500 Lines or Less | a 3d Modeller
At their core, CAD tools are a method of abstracting the 3-dimensional design into something that can be viewed and edited on a 2-dimensional screen.
CAD tools must offer three basic pieces of functionality. Firstly, they must have a data structure to represent the object that’s being designed: this is the computer’s understanding of the 3-dimensional world that the user is building. Secondly, the CAD tool must offer some way to display the design on the user’s screen. The user is designing a physical object with 3 dimensions, but the computer screen has only 2 dimensions. The CAD tool must model how we perceive objects, and draw them to the screen in a way that the user can understand all 3 dimensions of the object. Thirdly, the CAD tool must offer a way to interact with the object being designed.
The driving force behind many of the design decisions in a 3D modeller is the rendering process.
We would rather not communicate directly with graphics drivers, so we use a cross-platform abstraction layer called OpenGL, and a library called GLUT (the OpenGL Utility Toolkit) to manage our window.
OpenGL is a graphical application programming interface for cross-platform development. It’s the standard API for developing graphics applications across platforms. OpenGL has two major variants: Legacy OpenGL and Modern OpenGL.
Rendering in OpenGL is based on polygons defined by vertices and normals. For example, to render one side of a cube, we specify the 4 vertices and the normal of the side.
Modern OpenGL, on the other hand, features a programmable rendering pipeline where the programmer writes small programs called “shaders” that run on dedicated graphics hardware (GPUs).
GLUT, which is bundled with OpenGL, allows us to create operating system windows and to register user interface callbacks.

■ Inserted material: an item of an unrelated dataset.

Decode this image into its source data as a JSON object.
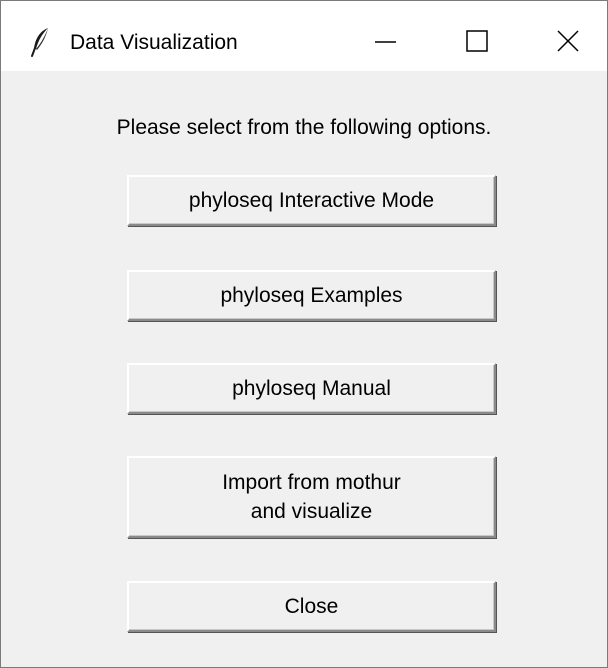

In computer graphics, it is convenient to use multiple different coordinate spaces for different types of points.
Transformation matrices convert points from one coordinate space to another coordinate space. To convert a vector v from one coordinate space to another, we multiply by a transformation matrix M: v′=Mv. Some common transformation matrices are translations, scaling, and rotations.
There is one Scene object, owned by the viewer. The Scene instance keeps a list of all of the items in the scene, called node_list. It also keeps track of the selected item. The render function on the scene simply calls render on each of the members of node_list.
Each type of Node defines its own behavior for rendering itself and for any other interactions. The Node keeps track of important data about itself: translation matrix, scale matrix, color, etc.
Rendering nodes is based on the transformation matrices that each node stores. The transformation matrix for a node is the combination of its scaling matrix and its translation matrix.
Using only primitives would be quite limiting for modelling applications. 3D models are generally made up of multiple primitives (or triangular meshes, which are outside the scope of this project).
By making the Node class extensible in this way, we can add new types of shapes to the scene without changing any of the other code for scene manipulation and rendering. Using the node concept to abstract away the fact that one Scene object may have many children is known as the Composite design pattern.
We accomplish rotation of the scene by using a trackball algorithm. The trackball is an intuitive interface for manipulating the scene in three dimensions. Conceptually, a trackball interface functions as if the scene was inside a transparent globe. Placing a hand on the surface of the globe and pushing it rotates the globe. Similarly, clicking the right mouse button and moving it on the screen rotates the scene.
Rotations are traditionally represented in one of two ways. The first is a rotation value around each axis; you could store this as a 3-tuple of floating point numbers. The other common representation for rotations is a quaternion, an element composed of a vector with x, y, and z coordinates, and a w rotation. Using quaternions has numerous benefits over per-axis rotation; in particular, they are more numerically stable. Using quaternions avoids problems like gimbal lock. The downside of quaternions is that they are less intuitive to work with and harder to understand.
To select an item, we use the current projection matrix to generate a ray that represents the mouse click, as if the mouse pointer shoots a ray into the scene. The selected node is the closest node to the camera with which the ray intersects. Thus the problem of picking reduced to the problem of finding intersections between a ray and nodes in the scene. So the question is: How do we tell if the ray hits a node?
Calculating exactly whether a ray intersects with a node is a challenging problem in terms of both complexity of code and of performance. We would need to write a ray-object intersection check for each type of primitive. For scene nodes with complex mesh geometries with many faces, calculating exact ray-object intersection would require testing the ray against each face and would be computationally expensive.
For the purposes of keeping the code compact and performance reasonable, we use a simple, fast approximation for the ray-object intersection test. In our implementation, each node stores an axis-aligned bounding box (AABB), which is an approximation of the space it occupies. To test whether a ray intersects with a node, we test whether the ray intersects with the node’s AABB.
This trade-off between complexity, performance, and accuracy is common in computer graphics and in many areas of software engineering.